Process optimization and control of a patching plant for shuttering panels

The goal of this work is the automation and optimization of the patching process of wood defects for shuttering panels. In this patching process, the raw panels go through an optical defect scanner that determines position and shape of the wood defects. Then, the panels are processed at a patching robot. To maximize the throughput of the plant, several research tasks in the field of process optimization and control have to be performed. The process optimization begins with the computation of the patch arrangement, such that each wood defect is covered by the minimum number of unisize, circular patches. The proposed patch placement algorithm is based on the concept of Hexagonally Closest Packaging. The computed patch locations have to be processed in the time optimal sequence. This problem is similar to the well-known travelling salesman problem. Two solution strategies are proposed, a classical Ant Colony Algorithm and a Local Search Receding Horizon Algorithm. To conclude the optimization process, the robot motion between each consecutive pair of patch locations needs to be executed in a time optimal way.
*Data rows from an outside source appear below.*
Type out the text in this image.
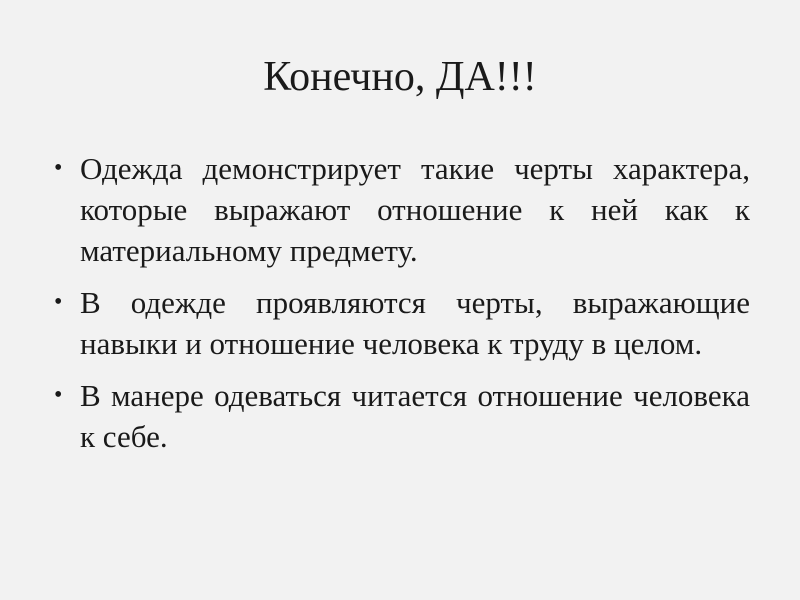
Конечно, ДА!!!
• Одежда демонстрирует такие черты характера, которые выражают отношение к ней как к материальному предмету.
• В одежде проявляются черты, выражающие навыки и отношение человека к труду в целом.
• В манере одеваться читается отношение человека к себе.
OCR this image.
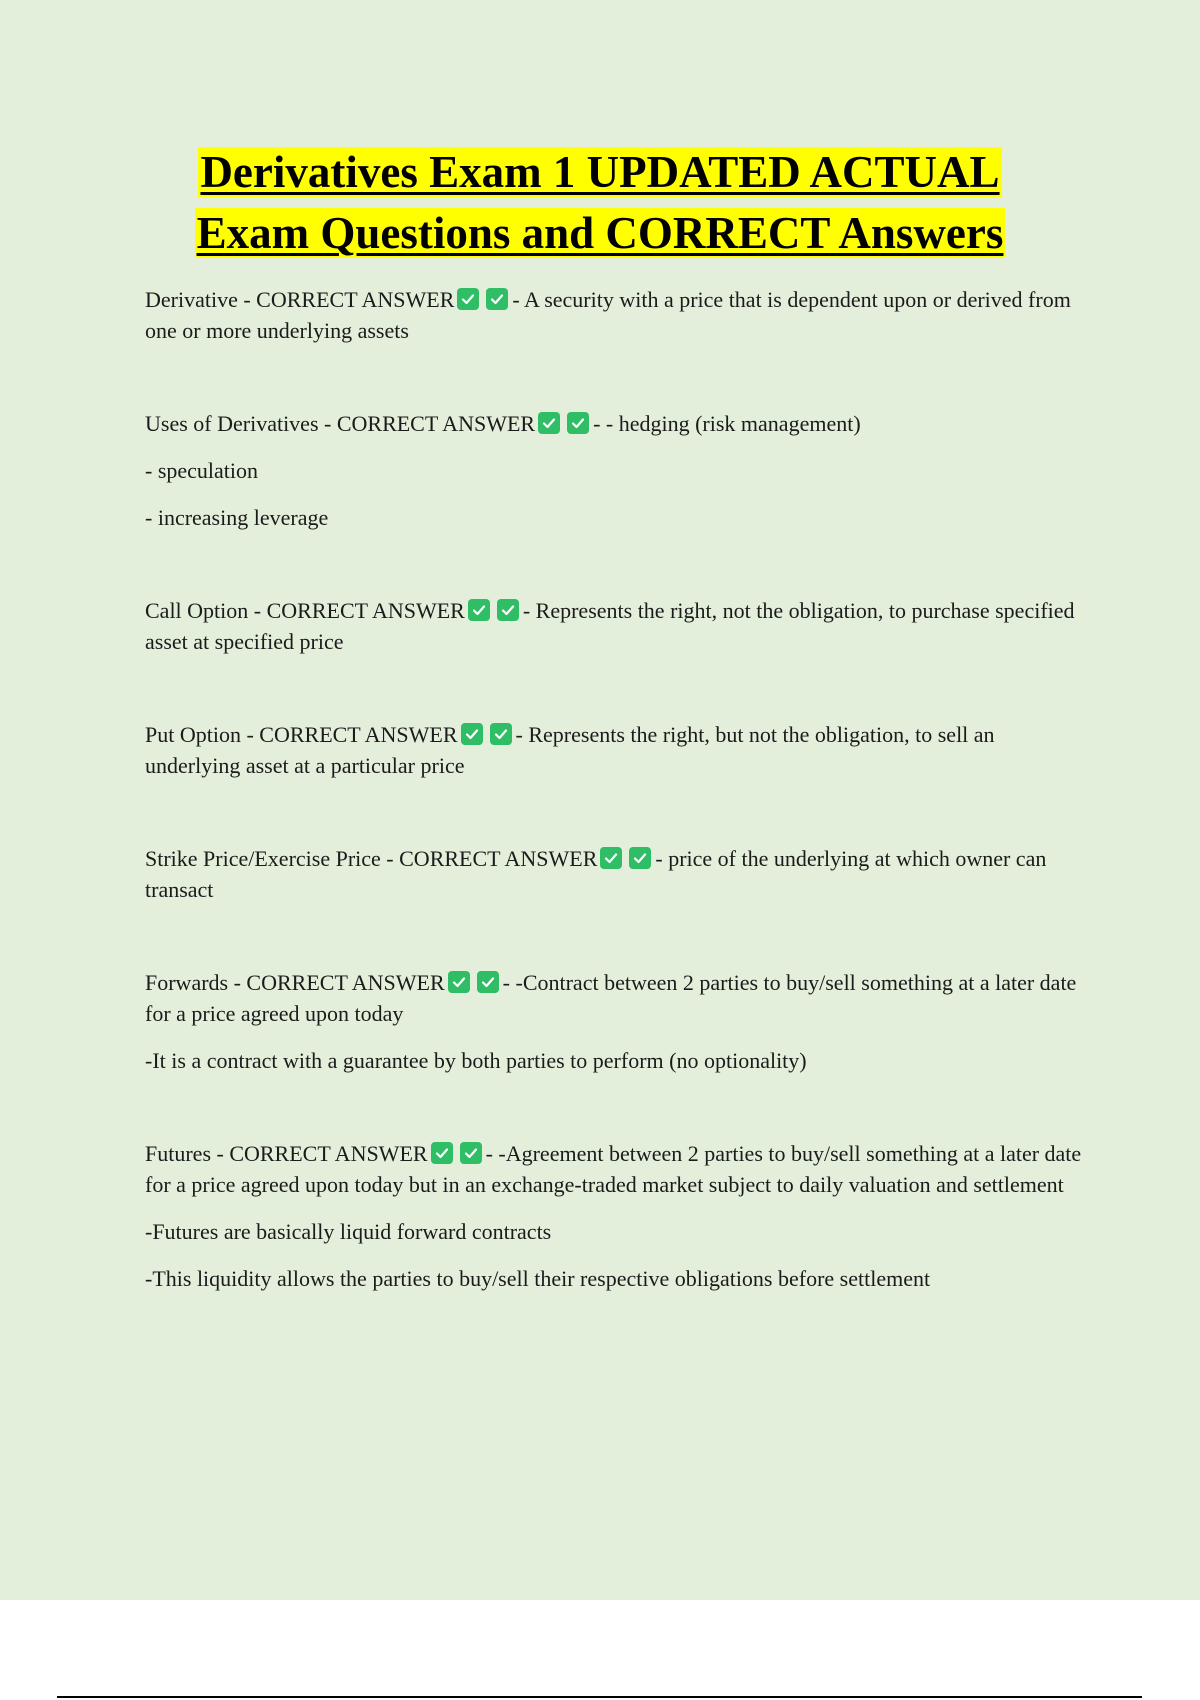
Derivatives Exam 1 UPDATED ACTUAL
Exam Questions and CORRECT Answers

Derivative - CORRECT ANSWER	- A security with a price that is dependent upon or derived from one or more underlying assets

Uses of Derivatives - CORRECT ANSWER	- - hedging (risk management)

- speculation

- increasing leverage

Call Option - CORRECT ANSWER	- Represents the right, not the obligation, to purchase specified asset at specified price

Put Option - CORRECT ANSWER	- Represents the right, but not the obligation, to sell an underlying asset at a particular price

Strike Price/Exercise Price - CORRECT ANSWER	- price of the underlying at which owner can transact

Forwards - CORRECT ANSWER	- -Contract between 2 parties to buy/sell something at a later date for a price agreed upon today

-It is a contract with a guarantee by both parties to perform (no optionality)

Futures - CORRECT ANSWER	- -Agreement between 2 parties to buy/sell something at a later date for a price agreed upon today but in an exchange-traded market subject to daily valuation and settlement

-Futures are basically liquid forward contracts

-This liquidity allows the parties to buy/sell their respective obligations before settlement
To this end, a real-time capable Bang-Bang Trajectory Generator accounting for arbitrary initial velocity and acceleration of the patching robot is proposed. Next to process optimization, real-time control of the patching robot is discussed. The main challenge is the development of a control strategy that is able to position the panel in a fast and precise manner despite undefined relative motion between the panel and the patching robot. To overcome this issue a strategy for sensor data fusion called Trajectory Updating is proposed. The optimization algorithms as well as the control strategies are implemented and extensively tested at a prototype patching plant.